While the US Energy Department has so far reported gas production losses for only the south central region of the US, at 6.3 Bcf/d, analyst Anna Lenzmeier from BTU Analytics today pegged the nationwide output drop at nearly twice that amount as freeze-offs and power outages at pumps and processing plants block production. The loss represents about 13pc of total US dry-gas production. Extreme cold weather can cause water and liquids in natural gas to freeze, limiting or stopping gas flows altogether.

Most of the focus so far has been on widespread power outages across Texas, but the cold weather event has hampered power and gas service for outlying regions, too. Late last night, the Midcontinent Independent System Operator (MISO) said it has begun rolling blackouts because of forced generation outages and higher-than-forecast demand in its region. MISO also ceased providing 600 MW of power exports to Texas grid operator the Electric Reliability Council of Texas (ERCOT). The loss of power imports from the midcontinent pushed ERCOT to direct utilities to shut off power to an additional 2.8mn customers at a time when the Texas grid was already grappling with widespread outages affecting more than 3mn.

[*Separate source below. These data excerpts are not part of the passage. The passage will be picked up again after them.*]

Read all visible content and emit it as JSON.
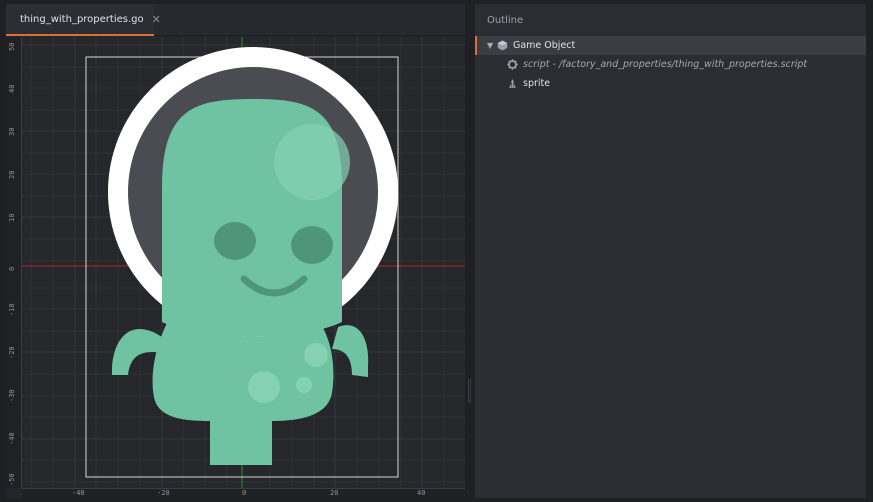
{
  "editor": {
    "tab": {
      "label": "thing_with_properties.go",
      "icon": "game-object-icon",
      "close_glyph": "✕"
    },
    "ruler_left_labels": [
      "50",
      "40",
      "30",
      "20",
      "10",
      "0",
      "-10",
      "-20",
      "-30",
      "-40",
      "-50"
    ],
    "ruler_bottom_labels": [
      "-40",
      "-20",
      "0",
      "20",
      "40"
    ],
    "scene_sprite": "green alien character with white ring"
  },
  "outline": {
    "title": "Outline",
    "items": [
      {
        "label": "Game Object",
        "icon": "game-object-icon",
        "expanded": true,
        "selected": true
      },
      {
        "label": "script - /factory_and_properties/thing_with_properties.script",
        "icon": "gear-icon"
      },
      {
        "label": "sprite",
        "icon": "sprite-icon"
      }
    ]
  },
  "colors": {
    "accent": "#e06c32",
    "alien": "#6fc3a3",
    "x_axis": "#b3262a",
    "y_axis": "#2e8a2e"
  }
}
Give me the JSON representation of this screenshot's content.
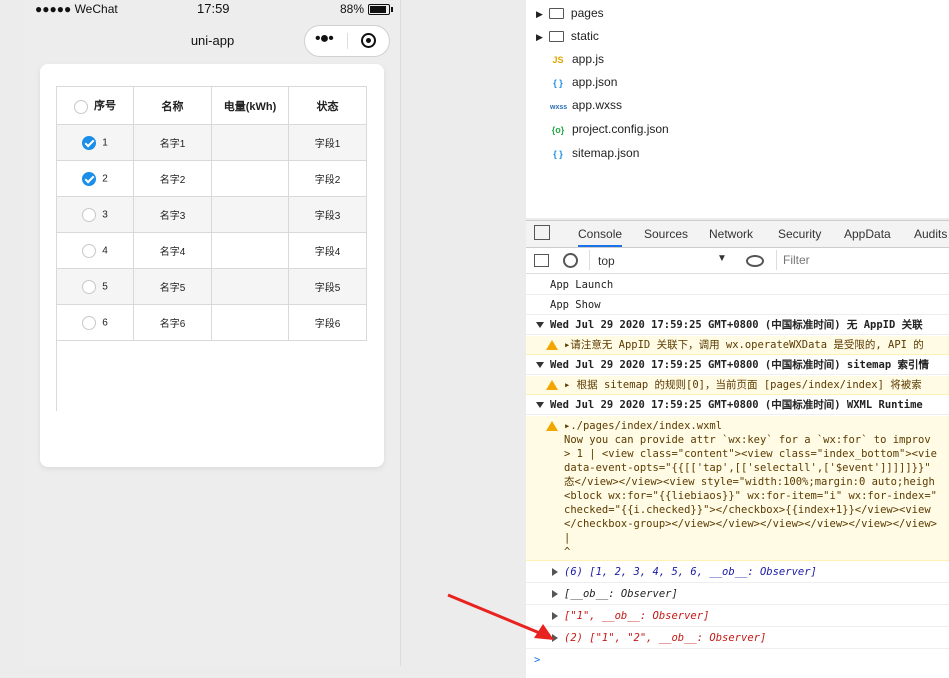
{
  "phone": {
    "status": {
      "signal": "●●●●● WeChat",
      "time": "17:59",
      "battery": "88%"
    },
    "nav_title": "uni-app",
    "table": {
      "headers": [
        "序号",
        "名称",
        "电量(kWh)",
        "状态"
      ],
      "rows": [
        {
          "num": "1",
          "name": "名字1",
          "power": "",
          "status": "字段1",
          "checked": true
        },
        {
          "num": "2",
          "name": "名字2",
          "power": "",
          "status": "字段2",
          "checked": true
        },
        {
          "num": "3",
          "name": "名字3",
          "power": "",
          "status": "字段3",
          "checked": false
        },
        {
          "num": "4",
          "name": "名字4",
          "power": "",
          "status": "字段4",
          "checked": false
        },
        {
          "num": "5",
          "name": "名字5",
          "power": "",
          "status": "字段5",
          "checked": false
        },
        {
          "num": "6",
          "name": "名字6",
          "power": "",
          "status": "字段6",
          "checked": false
        }
      ]
    }
  },
  "filetree": {
    "items": [
      {
        "label": "pages",
        "type": "folder"
      },
      {
        "label": "static",
        "type": "folder"
      },
      {
        "label": "app.js",
        "type": "js",
        "icon": "JS"
      },
      {
        "label": "app.json",
        "type": "json",
        "icon": "{ }"
      },
      {
        "label": "app.wxss",
        "type": "wxss",
        "icon": "wxss"
      },
      {
        "label": "project.config.json",
        "type": "config",
        "icon": "{o}"
      },
      {
        "label": "sitemap.json",
        "type": "json",
        "icon": "{ }"
      }
    ]
  },
  "devtools": {
    "tabs": [
      "Console",
      "Sources",
      "Network",
      "Security",
      "AppData",
      "Audits"
    ],
    "context": "top",
    "filter_placeholder": "Filter"
  },
  "console": {
    "lines": [
      "App Launch",
      "App Show",
      "Wed Jul 29 2020 17:59:25 GMT+0800 (中国标准时间) 无 AppID 关联",
      "▸请注意无 AppID 关联下，调用 wx.operateWXData 是受限的, API 的",
      "Wed Jul 29 2020 17:59:25 GMT+0800 (中国标准时间) sitemap 索引情",
      "▸ 根据 sitemap 的规则[0]，当前页面 [pages/index/index] 将被索",
      "Wed Jul 29 2020 17:59:25 GMT+0800 (中国标准时间) WXML Runtime"
    ],
    "warn_block": [
      "▸./pages/index/index.wxml",
      " Now you can provide attr `wx:key` for a `wx:for` to improv",
      "> 1 | <view class=\"content\"><view class=\"index_bottom\"><vie",
      "data-event-opts=\"{{[['tap',[['selectall',['$event']]]]]}}\"",
      "态</view></view><view style=\"width:100%;margin:0 auto;heigh",
      "<block wx:for=\"{{liebiaos}}\" wx:for-item=\"i\" wx:for-index=\"",
      "checked=\"{{i.checked}}\"></checkbox>{{index+1}}</view><view",
      "</checkbox-group></view></view></view></view></view></view>",
      "    |",
      "^"
    ],
    "outputs": [
      "(6) [1, 2, 3, 4, 5, 6, __ob__: Observer]",
      "[__ob__: Observer]",
      "[\"1\", __ob__: Observer]",
      "(2) [\"1\", \"2\", __ob__: Observer]"
    ],
    "prompt": ">"
  },
  "colors": {
    "accent": "#1a8ee8",
    "arrow": "#e8231f",
    "warn_bg": "#fffbe5"
  }
}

Demand for heating and electricity has climbed across the nation, with deliveries to US natural gas local distribution companies and natural gas-fired power plants in the week ended 16 February up by 5 Bcf/d from a week prior, Lenzmeier said.

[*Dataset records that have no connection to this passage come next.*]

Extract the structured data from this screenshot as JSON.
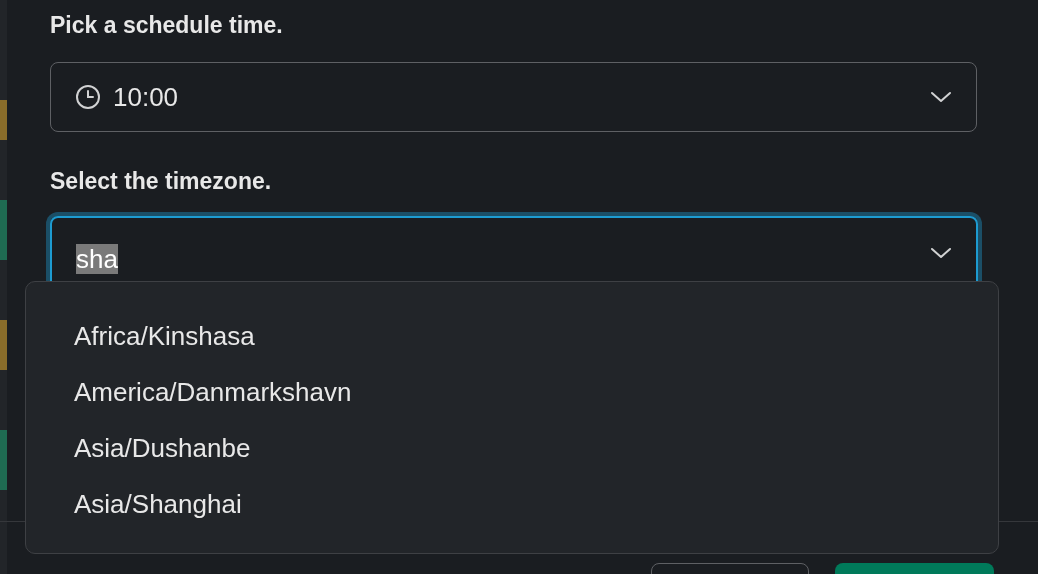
{
  "time_field": {
    "label": "Pick a schedule time.",
    "value": "10:00"
  },
  "timezone_field": {
    "label": "Select the timezone.",
    "value": "sha",
    "focused": true,
    "text_highlighted": true
  },
  "dropdown": {
    "options": [
      {
        "label": "Africa/Kinshasa"
      },
      {
        "label": "America/Danmarkshavn"
      },
      {
        "label": "Asia/Dushanbe"
      },
      {
        "label": "Asia/Shanghai"
      }
    ]
  }
}
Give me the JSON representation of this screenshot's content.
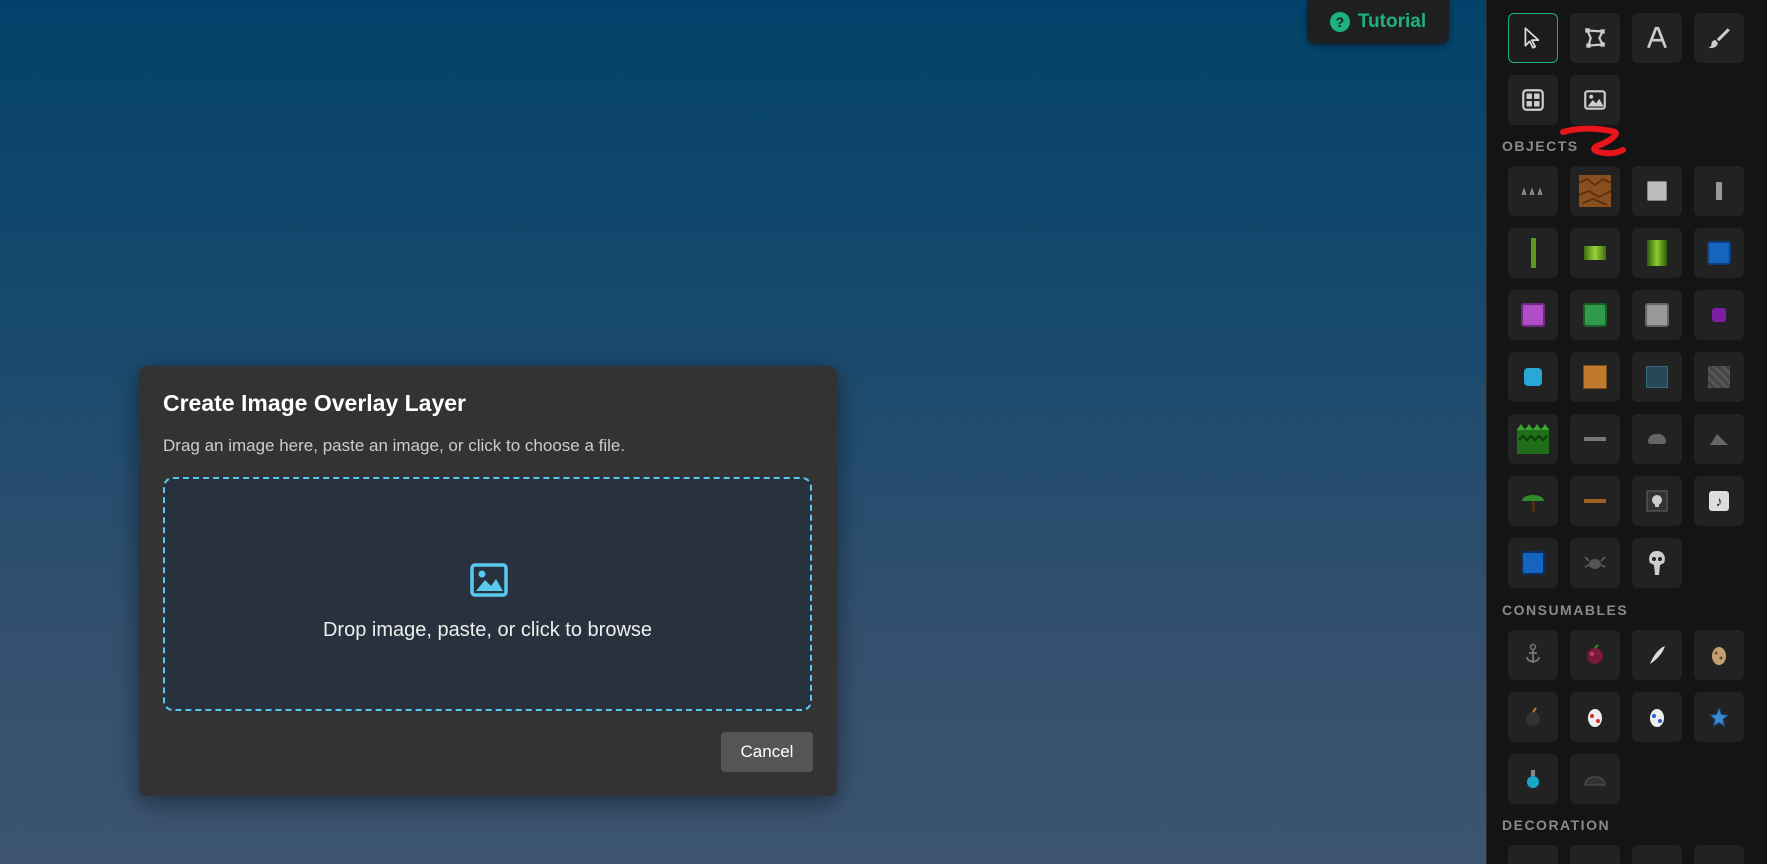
{
  "tutorial": {
    "label": "Tutorial",
    "icon": "question-circle-icon",
    "accent": "#1fb07f"
  },
  "tools": [
    {
      "name": "select-tool",
      "icon": "pointer-icon",
      "selected": true
    },
    {
      "name": "shape-tool",
      "icon": "vector-shape-icon",
      "selected": false
    },
    {
      "name": "text-tool",
      "icon": "text-a-icon",
      "selected": false
    },
    {
      "name": "brush-tool",
      "icon": "brush-icon",
      "selected": false
    },
    {
      "name": "grid-tool",
      "icon": "grid-icon",
      "selected": false
    },
    {
      "name": "image-overlay-tool",
      "icon": "image-icon",
      "selected": false
    }
  ],
  "sections": {
    "objects": "OBJECTS",
    "consumables": "CONSUMABLES",
    "decoration": "DECORATION"
  },
  "modal": {
    "title": "Create Image Overlay Layer",
    "description": "Drag an image here, paste an image, or click to choose a file.",
    "dropzone_text": "Drop image, paste, or click to browse",
    "cancel_label": "Cancel",
    "accent": "#5bc8f0"
  }
}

Natural gas prices have skyrocketed in various parts of the country as a result of the extraordinary demand and tight supply. When the cold moved into Texas and Oklahoma it "set off a chain of events with results the likes of which had never been seen: Huge spikes in demand for gas and power coupled with massive reductions in gas production and pipeline pressures to serve the gas demand," Energy GPS said.

Prices in Oklahoma and Texas "left the stratosphere," Energy GPS said.

The spot price for Oneok, Oklahoma, for delivery today ascended to $969.50/mmBtu, up from only $4.18/mmBtu a week ago. Spot prices topped more than $687/mmBtu at the Tolar hub near Dallas, Texas, for delivery today, compared with a humble $3.27/mmBtu a week earlier.

The loss of production from the Permian basin in west Texas also caused prices as far away as southern California to soar to $120/mmBtu for delivery today, up from $3.60/mmBtu a week ago, even as temperatures in Los Angeles today are forecast at a balmy 71°F (22°C).

"What volumes from the Permian were not frozen-off were priced to stay in Texas and serve demand generated by some of the coldest temperatures in that state's history," Energy GPS said.

Temperatures are forecast to remain below freezing in the central US through 19 February, with key production areas like the Permian basin and northern Louisiana expected to have snow fall at least once more before the week is over. Substantial production volumes should remain off line through 19 February, with thawing likely to begin over the weekend, Lenzmeier said.

"Natural gas prices could continue to top triple digits before the weekend," she said.

As the cold front moves further east, the US northeast region may need to hold on more tightly to its own production, likely compounding supply tightness to the south.

"While the coldest of the cold may be behind us, the chaos is far from over," Energy GPS said.